宋聿垂眼回道:“先前多地已下过春雨,如今回寒,恐怕于发苗不利。”
圣人脚步顿住,这就意味着江南收成极有可能折损,下面不好确定,不会上报这种事。
“确定?”圣人回头看着宋聿道。
“恕臣无法确定。”
圣人盯着他看了半晌,继续缓步走动:“先前在江南的动静朕知道,你弄出个靠日光烧水的东西,怎么这回不敢说实话。”
杨度看了眼宋聿。
宋聿略顿一息,回道:“若在当初,陛下问臣能否做出不用柴的灶头,臣定回禀一如今日。”
圣人笑了一声:“你们这些个人嘴皮子一个比一个厉害,放在朕身边倒是大材小用了。”
翌日,宫中传旨,擢翰林院侍讲宋聿为正五品虞衡司给事中,并江南民间科学院入虞衡司。
短短几个月又升一级,甚至盖过杨子仪侄儿杨度,终于有人将目光放在宋聿身上,看来看去却没什么可看的,此人要么在虞衡司坐班忙公务,要么进宫不见人影,要么便待在家里。
圣人的意思宋聿明白,于是花几天功夫拟了个章程上奏,廷议时他没插上嘴,一众官员争论出个结果,代朝廷出面组建农研院、工研院的事便落到他头上。
这是个苦活儿,十个锦衣卫、二十个虞衡司小吏供他差遣,草拟试题还没个结果,许金的肚子在一个夜晚发动了。
当时宋聿正睡着,感觉到身边动静立刻起身,许金慌得满头大汗,稀薄水液从身下流出一小滩。

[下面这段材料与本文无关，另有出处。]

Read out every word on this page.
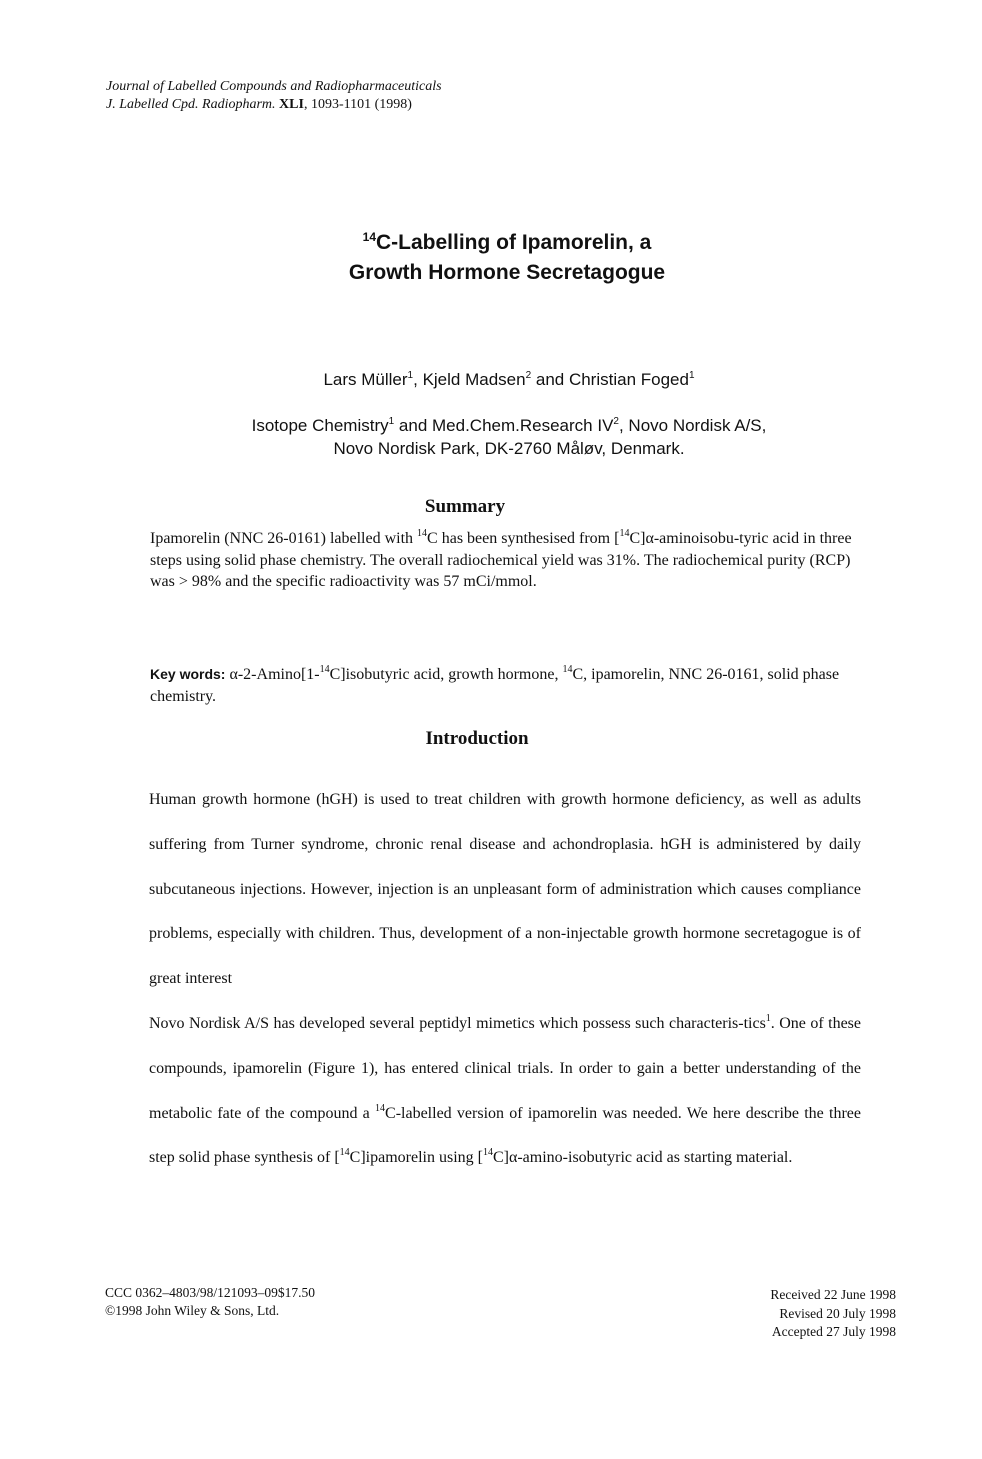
Journal of Labelled Compounds and Radiopharmaceuticals
J. Labelled Cpd. Radiopharm. XLI, 1093-1101 (1998)
$^{14}$C-Labelling of Ipamorelin, a
Growth Hormone Secretagogue
Lars Müller$^1$, Kjeld Madsen$^2$ and Christian Foged$^1$
Isotope Chemistry$^1$ and Med.Chem.Research $IV^2$, Novo Nordisk A/S,
Novo Nordisk Park, DK-2760 Måløv, Denmark.
Summary
Ipamorelin (NNC 26-0161) labelled with $^{14}$C has been synthesised from [$^{14}$C]α-aminoisobu-tyric acid in three steps using solid phase chemistry. The overall radiochemical yield was 31%. The radiochemical purity (RCP) was > 98% and the specific radioactivity was 57 mCi/mmol.
Key words: α-2-Amino[1-$^{14}$C]isobutyric acid, growth hormone, $^{14}$C, ipamorelin, NNC 26-0161, solid phase chemistry.
Introduction

Human growth hormone (hGH) is used to treat children with growth hormone deficiency, as well as adults suffering from Turner syndrome, chronic renal disease and achondroplasia. hGH is administered by daily subcutaneous injections. However, injection is an unpleasant form of administration which causes compliance problems, especially with children. Thus, development of a non-injectable growth hormone secretagogue is of great interest

Novo Nordisk A/S has developed several peptidyl mimetics which possess such characteris-tics$^1$. One of these compounds, ipamorelin (Figure 1), has entered clinical trials. In order to gain a better understanding of the metabolic fate of the compound a $^{14}$C-labelled version of ipamorelin was needed. We here describe the three step solid phase synthesis of [$^{14}$C]ipamorelin using [$^{14}$C]α-amino-isobutyric acid as starting material.

CCC 0362–4803/98/121093–09$17.50
©1998 John Wiley & Sons, Ltd.
Received 22 June 1998
Revised 20 July 1998
Accepted 27 July 1998
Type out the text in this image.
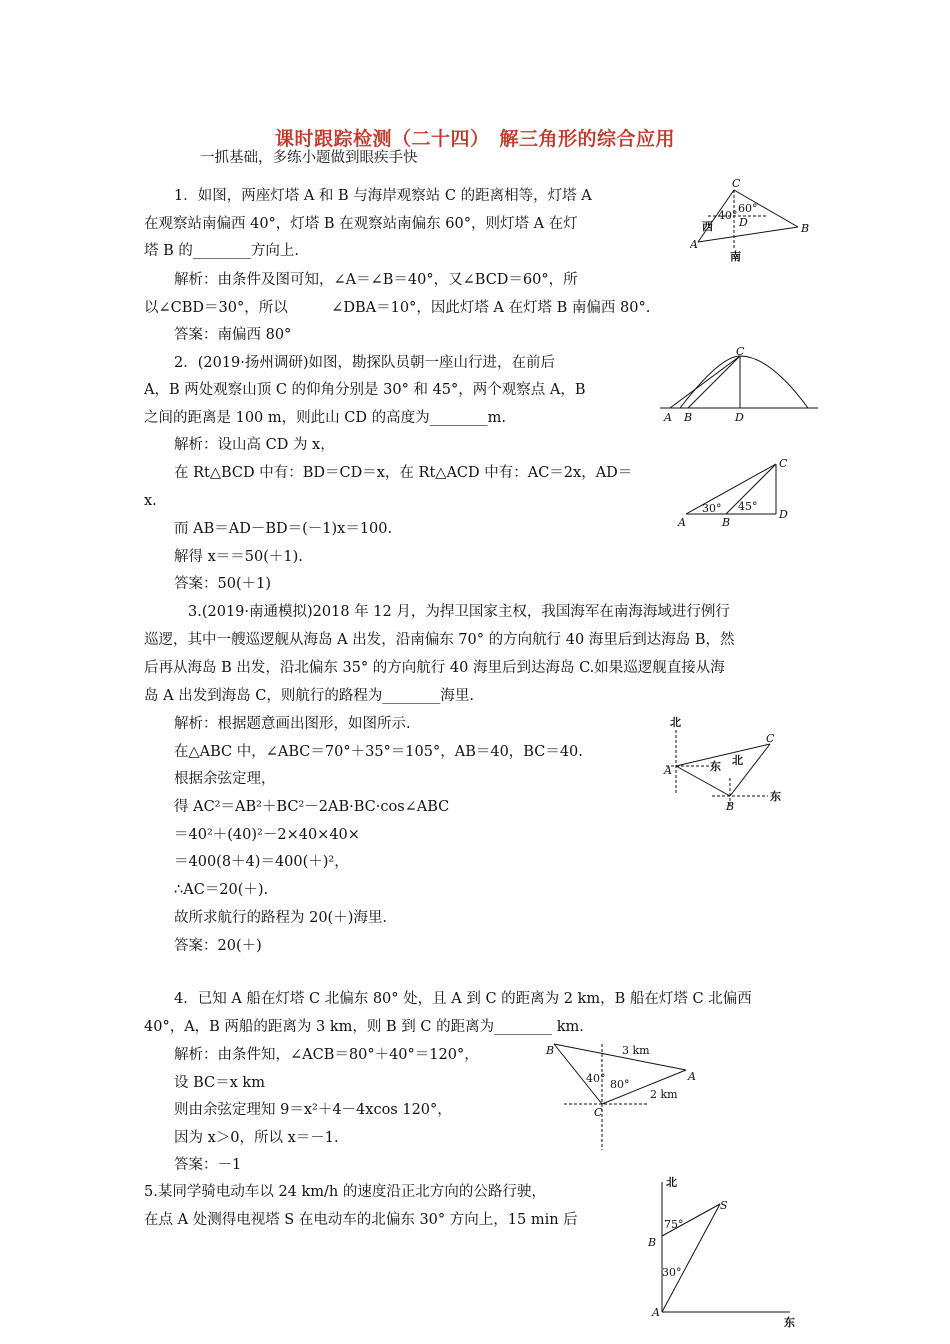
课时跟踪检测（二十四）　解三角形的综合应用
一抓基础，多练小题做到眼疾手快
1．如图，两座灯塔 A 和 B 与海岸观察站 C 的距离相等，灯塔 A
在观察站南偏西 40°，灯塔 B 在观察站南偏东 60°，则灯塔 A 在灯
塔 B 的________方向上.
解析：由条件及图可知，∠A＝∠B＝40°，又∠BCD＝60°，所
以∠CBD＝30°，所以　　　∠DBA＝10°，因此灯塔 A 在灯塔 B 南偏西 80°.
答案：南偏西 80°
2．(2019·扬州调研)如图，勘探队员朝一座山行进，在前后
A，B 两处观察山顶 C 的仰角分别是 30° 和 45°，两个观察点 A，B
之间的距离是 100 m，则此山 CD 的高度为________m.
解析：设山高 CD 为 x，
在 Rt△BCD 中有：BD＝CD＝x，在 Rt△ACD 中有：AC＝2x，AD＝
x.
而 AB＝AD－BD＝(－1)x＝100.
解得 x＝＝50(＋1).
答案：50(＋1)
3.(2019·南通模拟)2018 年 12 月，为捍卫国家主权，我国海军在南海海域进行例行
巡逻，其中一艘巡逻舰从海岛 A 出发，沿南偏东 70° 的方向航行 40 海里后到达海岛 B，然
后再从海岛 B 出发，沿北偏东 35° 的方向航行 40 海里后到达海岛 C.如果巡逻舰直接从海
岛 A 出发到海岛 C，则航行的路程为________海里.
解析：根据题意画出图形，如图所示.
在△ABC 中，∠ABC＝70°＋35°＝105°，AB＝40，BC＝40.
根据余弦定理，
得 AC²＝AB²＋BC²－2AB·BC·cos∠ABC
＝40²＋(40)²－2×40×40×
＝400(8＋4)＝400(＋)²，
∴AC＝20(＋).
故所求航行的路程为 20(＋)海里.
答案：20(＋)
4．已知 A 船在灯塔 C 北偏东 80° 处，且 A 到 C 的距离为 2 km，B 船在灯塔 C 北偏西
40°，A，B 两船的距离为 3 km，则 B 到 C 的距离为________ km.
解析：由条件知，∠ACB＝80°＋40°＝120°，
设 BC＝x km
则由余弦定理知 9＝x²＋4－4xcos 120°，
因为 x＞0，所以 x＝－1.
答案：－1
5.某同学骑电动车以 24 km/h 的速度沿正北方向的公路行驶，
在点 A 处测得电视塔 S 在电动车的北偏东 30° 方向上，15 min 后
C
40°
60°
D
西
A
B
南
C
A B	D
C
30° 45°
A	B
D
北
C
A	东 北
B
东
B	3 km
40° 80°
A
2 km
C
北
S
75°
B
30°
A
东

宋聿连忙让容秀去叫稳婆,稳婆一来便把他赶了出去,房间里渐渐出来许金疼到极致的痛吟。
宋聿心神不定,在檐下来回踱着步。
万一要是……不,不会的,绝对不会。
他拒绝去想。
手指抖得连衣袖都抓不住,平端被他的脸色吓到不敢吱声。
第二个稳婆很快也到了,房间里灯火摇曳,人影乱动,许金的声音越来越虚弱。
“容秀!容秀!”
容秀连忙跑出来:“老爷放心,稳婆说好着呢,主君稍微缓缓,再一使劲就好了。”
宋聿哪里放得下心。
说是顺利,一盆盆血水挨着往出抬,看得他胆战心惊,平端劝他去睡,他没心情,在檐下听着阿许的声音直直坐到天亮。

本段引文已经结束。